AAAI Conference 2026 Conference Paper
Unifying Multi-View Knowledge for Graph Learning via Model Collaboration
- Zhihao Wu
- Jielong Lu
- Zihan Fang
- Jinyu Cai
- Guangyong Chen
- Jiajun Bu
- Haishuai Wang
With the increasing scale and complexity of graph data, node attributes are also becoming richer and more complex, particularly in the form of informative text. Classic GNNs equipped with shallow attribute encoders are no longer sufficient to handle such data independently, making model collaboration across heterogeneous architectures an inevitable trend. Recently, the integration of Large Language Models (LLMs) and GNNs has attracted significant attention, yet the inherent disparity between these models remains a key challenge.
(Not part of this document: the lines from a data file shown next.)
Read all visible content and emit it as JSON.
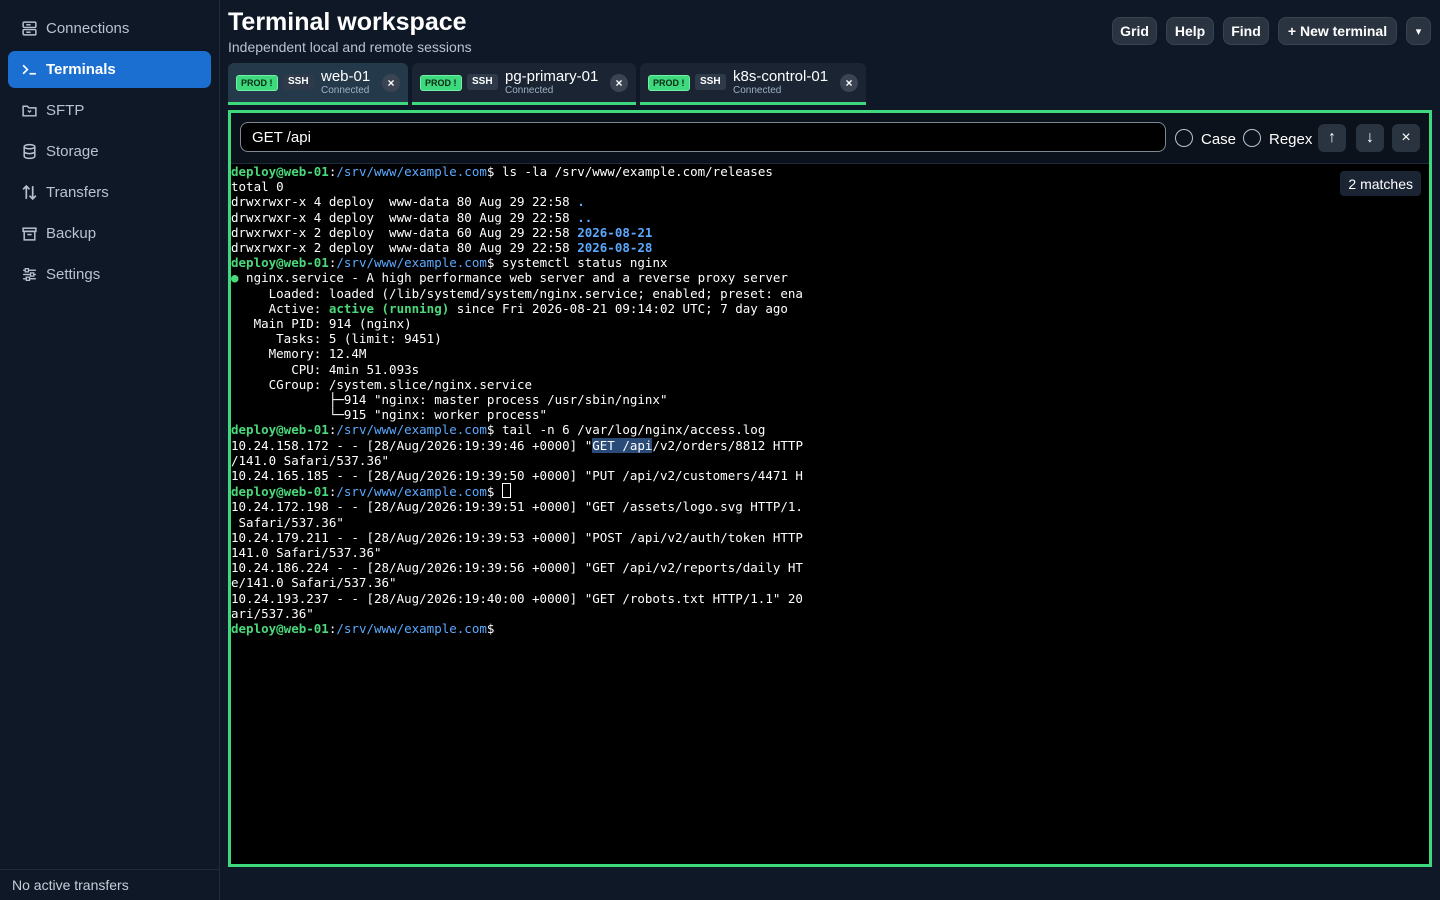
{
  "sidebar": {
    "items": [
      {
        "label": "Connections",
        "icon": "server-icon"
      },
      {
        "label": "Terminals",
        "icon": "terminal-icon"
      },
      {
        "label": "SFTP",
        "icon": "folder-icon"
      },
      {
        "label": "Storage",
        "icon": "database-icon"
      },
      {
        "label": "Transfers",
        "icon": "transfer-icon"
      },
      {
        "label": "Backup",
        "icon": "archive-icon"
      },
      {
        "label": "Settings",
        "icon": "sliders-icon"
      }
    ],
    "footer": "No active transfers"
  },
  "header": {
    "title": "Terminal workspace",
    "subtitle": "Independent local and remote sessions",
    "buttons": {
      "grid": "Grid",
      "help": "Help",
      "find": "Find",
      "new_terminal": "+ New terminal",
      "more": "▾"
    }
  },
  "tabs": [
    {
      "env": "PROD !",
      "proto": "SSH",
      "name": "web-01",
      "status": "Connected",
      "close": "×"
    },
    {
      "env": "PROD !",
      "proto": "SSH",
      "name": "pg-primary-01",
      "status": "Connected",
      "close": "×"
    },
    {
      "env": "PROD !",
      "proto": "SSH",
      "name": "k8s-control-01",
      "status": "Connected",
      "close": "×"
    }
  ],
  "find": {
    "query": "GET /api",
    "case_label": "Case",
    "regex_label": "Regex",
    "prev": "↑",
    "next": "↓",
    "close": "×",
    "matches": "2 matches"
  },
  "terminal": {
    "user": "deploy@web-01",
    "colon": ":",
    "path": "/srv/www/example.com",
    "dollar": "$",
    "cmd1": " ls -la /srv/www/example.com/releases",
    "ls": {
      "total": "total 0",
      "rows": [
        {
          "pre": "drwxrwxr-x 4 deploy  www-data 80 Aug 29 22:58 ",
          "name": "."
        },
        {
          "pre": "drwxrwxr-x 4 deploy  www-data 80 Aug 29 22:58 ",
          "name": ".."
        },
        {
          "pre": "drwxrwxr-x 2 deploy  www-data 60 Aug 29 22:58 ",
          "name": "2026-08-21"
        },
        {
          "pre": "drwxrwxr-x 2 deploy  www-data 80 Aug 29 22:58 ",
          "name": "2026-08-28"
        }
      ]
    },
    "cmd2": " systemctl status nginx",
    "status": {
      "dot": "●",
      "unit": " nginx.service - A high performance web server and a reverse proxy server",
      "loaded": "     Loaded: loaded (/lib/systemd/system/nginx.service; enabled; preset: ena",
      "active_pre": "     Active: ",
      "active_state": "active (running)",
      "active_post": " since Fri 2026-08-21 09:14:02 UTC; 7 day ago",
      "pid": "   Main PID: 914 (nginx)",
      "tasks": "      Tasks: 5 (limit: 9451)",
      "memory": "     Memory: 12.4M",
      "cpu": "        CPU: 4min 51.093s",
      "cgroup": "     CGroup: /system.slice/nginx.service",
      "proc1": "             ├─914 \"nginx: master process /usr/sbin/nginx\"",
      "proc2": "             └─915 \"nginx: worker process\""
    },
    "cmd3": " tail -n 6 /var/log/nginx/access.log",
    "log1_pre": "10.24.158.172 - - [28/Aug/2026:19:39:46 +0000] \"",
    "log1_match": "GET /api",
    "log1_post": "/v2/orders/8812 HTTP",
    "log1_wrap": "/141.0 Safari/537.36\"",
    "log2": "10.24.165.185 - - [28/Aug/2026:19:39:50 +0000] \"PUT /api/v2/customers/4471 H",
    "log3": "10.24.172.198 - - [28/Aug/2026:19:39:51 +0000] \"GET /assets/logo.svg HTTP/1.",
    "log3_wrap": " Safari/537.36\"",
    "log4": "10.24.179.211 - - [28/Aug/2026:19:39:53 +0000] \"POST /api/v2/auth/token HTTP",
    "log4_wrap": "141.0 Safari/537.36\"",
    "log5": "10.24.186.224 - - [28/Aug/2026:19:39:56 +0000] \"GET /api/v2/reports/daily HT",
    "log5_wrap": "e/141.0 Safari/537.36\"",
    "log6": "10.24.193.237 - - [28/Aug/2026:19:40:00 +0000] \"GET /robots.txt HTTP/1.1\" 20",
    "log6_wrap": "ari/537.36\""
  },
  "colors": {
    "accent": "#1b6fd1",
    "success": "#3ed97c",
    "link": "#5aa9ff"
  }
}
Promising solutions have considered fine-tuning Small Language Models (SLMs) to bridge the gap between GNNs and frozen LLMs. However, this introduces another problem: these heterogeneous models bring complementary knowledge, but how to effectively integrate them and allow mutual refinement becomes a significant research gap. To address these challenges, we introduce COLA, a collaborative large–small model framework that enables seamless cooperation among semantic LLMs, task-specific fine-tuned SLMs, and structure-aware GNNs. COLA features a unique Consensus–Complement Coordination Mechanism (C3M), wherein its Mixture-of-Coordinators (MoC) architecturally aligns the LLM and SLM. Built upon this, a flexible graph-knowledge infusion strategy encourages the joint alignment and graph knowledge learning of textual representations. Extensive evaluations across nine diverse datasets show that COLA consistently achieves state-of-the-art performance, validating the effectiveness and generality of our collaborative paradigm.